Reflection Questions
1. What are some cybersecurity challenges with schools and companies moving towards remote learning and working?
Answers will vary but may include additional phishing towards email, texting, and video conferencing.
2. What are two terms used to describe ADDTEMP malware and how is it delivered?
Answers should include that ADDTEMP malware, aka Desert Falcon and Arid Viper, may be delivered via Spear Phishing.
3. Search the web and locate other annual cybersecurity reports for 2020. What companies or organizations created the reports?
Answers will vary. Cisco, TrendMicro, and Check Point offer these reports, as do many other companies and organizations.

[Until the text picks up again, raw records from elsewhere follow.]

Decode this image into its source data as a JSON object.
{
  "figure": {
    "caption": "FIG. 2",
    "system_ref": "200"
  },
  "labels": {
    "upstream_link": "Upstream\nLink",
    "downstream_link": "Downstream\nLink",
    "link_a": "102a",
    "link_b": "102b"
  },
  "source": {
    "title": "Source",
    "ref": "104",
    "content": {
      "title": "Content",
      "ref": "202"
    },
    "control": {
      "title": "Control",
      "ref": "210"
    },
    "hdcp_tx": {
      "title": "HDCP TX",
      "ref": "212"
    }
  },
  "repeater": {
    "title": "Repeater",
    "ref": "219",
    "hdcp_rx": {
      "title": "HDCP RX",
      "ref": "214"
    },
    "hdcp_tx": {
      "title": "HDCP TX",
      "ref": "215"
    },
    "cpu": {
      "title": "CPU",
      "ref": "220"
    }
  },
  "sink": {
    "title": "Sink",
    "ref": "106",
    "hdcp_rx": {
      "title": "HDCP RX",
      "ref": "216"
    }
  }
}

4. Locate a cybersecurity report for another year. What was the most common type of exploit for that year?
Answers will vary.
5. How are these reports valuable, and what do you need to be careful of when accepting the information that is presented in them?
The reports are very valuable because they provide information that helps cybersecurity professionals to know about emerging threats. It is important to evaluate the reports based on who created them. Some are created by companies that may be trying to sell their products through the reports. In addition, the reports are old. New threats are constantly immerging, so it is important to follow more up-to-date sources of information, such as the CVE.